Comparing to other assets — six properties, no winners
"Hardness" is too vague to be useful. Below are six concrete properties of money. Different assets win on different ones; no asset wins on all of them. There's no overall verdict — that depends on what you're using money for.
| Property | Bitcoin | Gold | Silver | Fiat (USD) |
|---|---|---|---|---|
| Stock-to-Flow Existing supply ÷ annual new production |
~120 19.86M ÷ 164k/yr |
~59 208k tonnes ÷ 3.5k/yr |
~22 1.74M tonnes ÷ 25k/yr |
< 1 Issuance unbounded |
| Verifiability Can you check it's real, yourself? |
High Run a node — verify supply, signatures, history at zero cost |
Moderate Density / acid test in hand; tungsten counterfeits exist |
Moderate Same as gold; less commonly counterfeited |
Moderate Watermarks/UV for cash; bank balance = trust the bank |
| Divisibility How small can you split it? |
High 100M sats per BTC; 1 sat ≈ a fraction of a cent |
Low Physically hard; assay required when divided |
Low Same as gold |
Moderate Cents physically; digital can go further |
| Portability Can you move it across borders? |
High Weightless; 12 words memorized = any amount |
Low Heavy; declarable / often confiscated at borders |
Very low Even heavier per dollar than gold |
Moderate Cash declared above $10k; wires require a bank cooperating |
| Censorship resistance Can someone stop you from holding or sending it? |
High Self-custody + Tor or Lightning routes around most blocks |
Moderate Hard to stop in person, easy to stop at borders / banks |
Moderate Same as gold |
Low Bank-frozen accounts, OFAC lists, payment-rail bans |
| Durability Does it survive time? |
Moderate Network durable; individual access depends on key management |
Very high Doesn't tarnish; survives millennia |
Moderate Tarnishes; corrodes |
Low Inflation erodes purchasing power; bank failure erases balances |
Honest read: gold beats Bitcoin on durability and 5,000-year track record. Bitcoin beats gold on portability, divisibility, and verifiability. Fiat beats both on day-to-day liquidity at the cost of supply discipline. There's no asset that wins on every property — that's why money has always been a portfolio question.
Key takeaways
- The S2F ratio is well-defined math. Bitcoin's S2F doubles at every halving. Nothing controversial.
- The S2F price model (PlanB) has not tracked since ~2022. Currently predicts ~10× higher than actual price.
- The Power Law (Burger) is still inside its corridor as of April 2026 — but that's not a guarantee about the future.

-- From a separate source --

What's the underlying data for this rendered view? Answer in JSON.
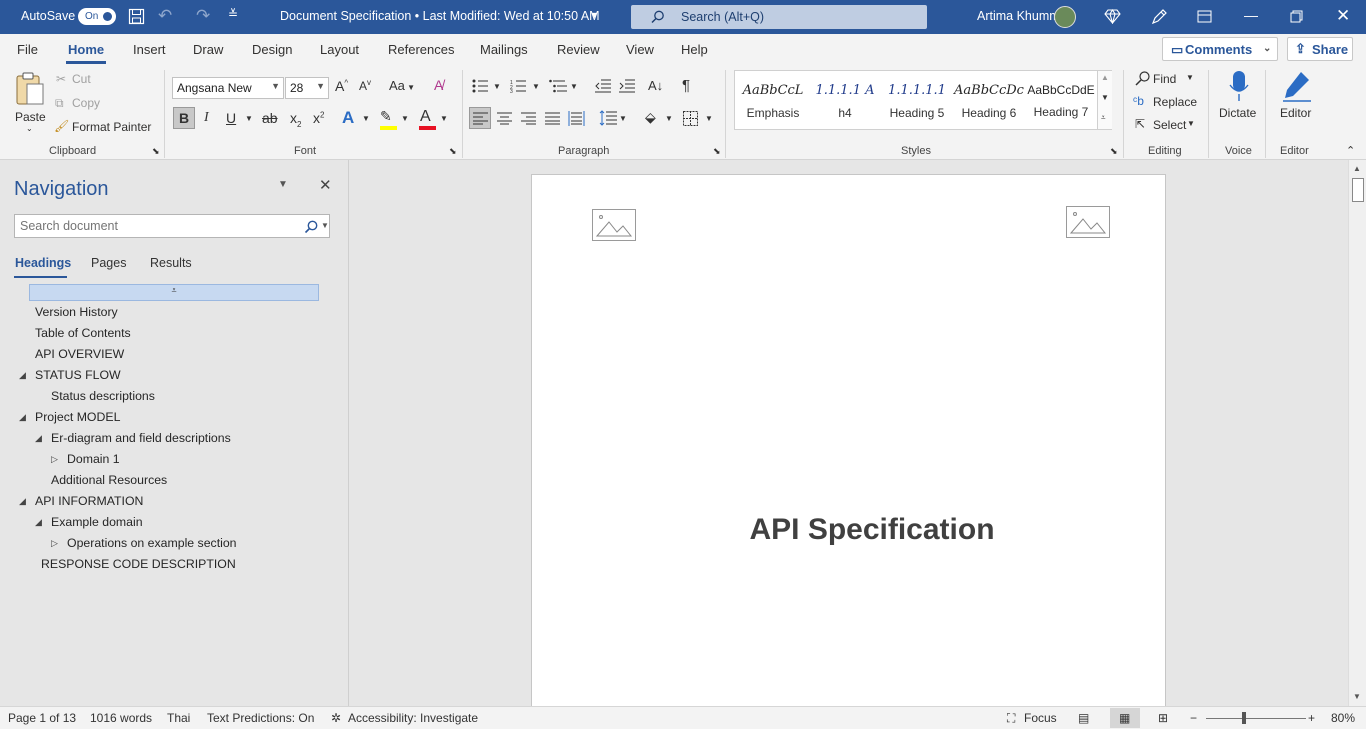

- One simple variable rarely explains a multi-driver system. Both models use one variable; one survived, one didn't. That's information about which variable, not proof either is correct.
- Halving schedules are public. Markets price in known events; treat post-halving rallies as expectations-resolution, not pure scarcity miracles.
- "Hardest money ever" is a slogan, not a measurement. Bitcoin and gold each win on different concrete properties.
What this demo doesn't teach you
- Whether Bitcoin will go up. The future is not in this dataset.
- Whether scarcity causes value. Beanie Babies were scarce.
- What Bitcoin's price will do at the next halving. If anyone knew, the price would already reflect it.
- Whether a model that's working today will keep working. That's the test that runs continuously, not one we can finish.